A platoon from the 1st Battalion, The Black Watch, pose for the camera before going out on patrol in 1952.

A platoon from the 1st Battalion, The Black Watch, pose for the camera before going out on patrol in 1952.

Stalin was looking at the bigger picture. He wanted to keep the US and her allies pinned down in East Asia in order to give the communist powers in Europe the chance to re-arm and consolidate themselves. The war was essentially a ‘diversion’. Korea became a place where he could distract the US and her allies,  using huge amounts of Chinese manpower and a few of his own MIG15 pilots. Ironically, it was North Korea, Soviet’s ally, that took the brunt of it all:  the end of the War, 80% of all its buildings were destroyed. The phrase ‘bombing back to the Stone Age’ should first be applied to North Korea. But Mao also benefited. He lost an a lot of ‘volunteers’ in the fighting, but was flexing his muscles. The Korean War gave the new ‘emperor’ of China an opportunity to scare his neighbours,  especially Nationalist Formosa, or Taiwan, as it now is known. He also got to modernise his army. At the end of the War, the Chinese military was infinitely more effective than at the start.

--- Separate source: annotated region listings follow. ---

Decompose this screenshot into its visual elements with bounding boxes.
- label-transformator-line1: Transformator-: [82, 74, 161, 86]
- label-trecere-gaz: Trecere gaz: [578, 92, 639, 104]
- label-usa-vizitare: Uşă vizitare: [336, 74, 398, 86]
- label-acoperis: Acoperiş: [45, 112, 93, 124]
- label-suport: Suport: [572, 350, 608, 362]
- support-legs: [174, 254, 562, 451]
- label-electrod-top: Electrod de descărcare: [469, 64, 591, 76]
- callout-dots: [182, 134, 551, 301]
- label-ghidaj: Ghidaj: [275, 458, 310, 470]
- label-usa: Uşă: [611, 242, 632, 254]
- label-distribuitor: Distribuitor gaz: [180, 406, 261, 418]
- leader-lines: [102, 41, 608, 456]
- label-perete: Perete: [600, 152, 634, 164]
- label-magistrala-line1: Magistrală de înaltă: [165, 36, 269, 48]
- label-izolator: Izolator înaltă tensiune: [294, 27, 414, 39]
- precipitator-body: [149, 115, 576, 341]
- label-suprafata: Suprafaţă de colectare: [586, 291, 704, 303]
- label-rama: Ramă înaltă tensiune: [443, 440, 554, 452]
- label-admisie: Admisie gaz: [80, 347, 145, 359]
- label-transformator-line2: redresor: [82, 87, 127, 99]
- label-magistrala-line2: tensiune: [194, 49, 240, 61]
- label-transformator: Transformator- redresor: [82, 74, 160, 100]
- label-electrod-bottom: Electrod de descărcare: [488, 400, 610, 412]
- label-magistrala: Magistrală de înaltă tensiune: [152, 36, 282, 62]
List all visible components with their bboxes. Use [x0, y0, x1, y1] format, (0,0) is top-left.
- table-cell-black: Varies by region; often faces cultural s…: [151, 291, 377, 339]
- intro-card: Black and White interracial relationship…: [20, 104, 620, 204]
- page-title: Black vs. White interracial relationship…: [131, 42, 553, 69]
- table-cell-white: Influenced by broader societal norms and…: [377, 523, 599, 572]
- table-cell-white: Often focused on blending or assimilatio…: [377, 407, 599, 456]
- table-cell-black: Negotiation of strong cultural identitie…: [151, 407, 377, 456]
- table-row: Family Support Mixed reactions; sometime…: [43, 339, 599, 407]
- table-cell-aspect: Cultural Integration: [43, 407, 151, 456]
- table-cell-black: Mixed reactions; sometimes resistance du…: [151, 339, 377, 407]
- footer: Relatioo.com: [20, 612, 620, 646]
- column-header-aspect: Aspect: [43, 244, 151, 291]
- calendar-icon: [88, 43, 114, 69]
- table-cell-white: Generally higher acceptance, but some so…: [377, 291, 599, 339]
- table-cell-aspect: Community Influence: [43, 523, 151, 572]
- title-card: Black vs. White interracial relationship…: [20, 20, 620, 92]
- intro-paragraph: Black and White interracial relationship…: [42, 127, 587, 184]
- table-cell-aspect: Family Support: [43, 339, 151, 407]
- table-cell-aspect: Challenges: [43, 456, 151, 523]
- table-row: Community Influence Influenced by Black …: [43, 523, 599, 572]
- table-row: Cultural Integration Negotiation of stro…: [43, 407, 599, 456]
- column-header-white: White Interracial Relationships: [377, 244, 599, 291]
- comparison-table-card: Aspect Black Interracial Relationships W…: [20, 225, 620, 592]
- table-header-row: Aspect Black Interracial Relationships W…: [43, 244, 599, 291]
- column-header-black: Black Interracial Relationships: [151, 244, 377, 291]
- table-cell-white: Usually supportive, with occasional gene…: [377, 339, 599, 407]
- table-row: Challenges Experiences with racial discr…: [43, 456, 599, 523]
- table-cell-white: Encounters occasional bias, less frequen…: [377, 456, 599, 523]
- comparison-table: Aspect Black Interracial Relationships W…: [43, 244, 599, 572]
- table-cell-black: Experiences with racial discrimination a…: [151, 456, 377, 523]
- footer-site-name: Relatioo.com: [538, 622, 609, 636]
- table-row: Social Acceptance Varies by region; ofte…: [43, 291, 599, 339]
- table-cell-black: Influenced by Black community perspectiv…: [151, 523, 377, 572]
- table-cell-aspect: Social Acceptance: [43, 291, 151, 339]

Up there, beyond the DMZ, they say they won the War. It’s called the Fatherland Liberation War. They also say that the South invaded the North. Which means that one must assume that the people of North Korea are today celebrating a war which they believe was an invasion that they repulsed and that became a heroic and triumphant war of liberation. The truth, of course, is very different. But not simply the opposite of the rhetoric deployed by the government of North Korea. In some senses, the South did coax the North into conflict. The period from spring 1948, when the two Koreas officially came into existence up to the outbreak of hostilities was characterized in the the South by widescale persecution of anyone who showed sympathy for the DPRK. On Jeju island, which lies off the south coast of the peninsula as its now known as ‘Honeymoon island’, between April 1948 and May 1949, somewhere between 14,000 and 30,000 people (10% of Jeju's population) were killed, and 40,000 fled to Japan. In some ways, this was the true beginning of the Korean War.

In today’s ‘Korea Herald’ it was announced that a conference of Korean War veterans will be held in Pyongyang, despite the Covid-29 epidemic, of which, so they officially say, there are zero cases. No one outside North Korea believes this, but one of the problems with consistently lying is that even if you decide to tell the truth no one will believe you. Perhaps the draconian measures they’ve taken have indeed kept out the virus. But at what price? Meanwhile, the economy is imploding and the people are starving to death. Yesterday in the same newspaper it was reported that more foreigners have left the country because of the severe restrictions, which means there are now hardly any non-North Koreans remaining in the DPRK. Sometimes I fear that a Jonestown-style mass suicide is in the offing. It isn’t so implausible. After all, the people are so wholly enmeshed within the bizarre alternative reality manufactured by the Party that they may very well willingly follow orders that require them to make the ultimate sacrifice.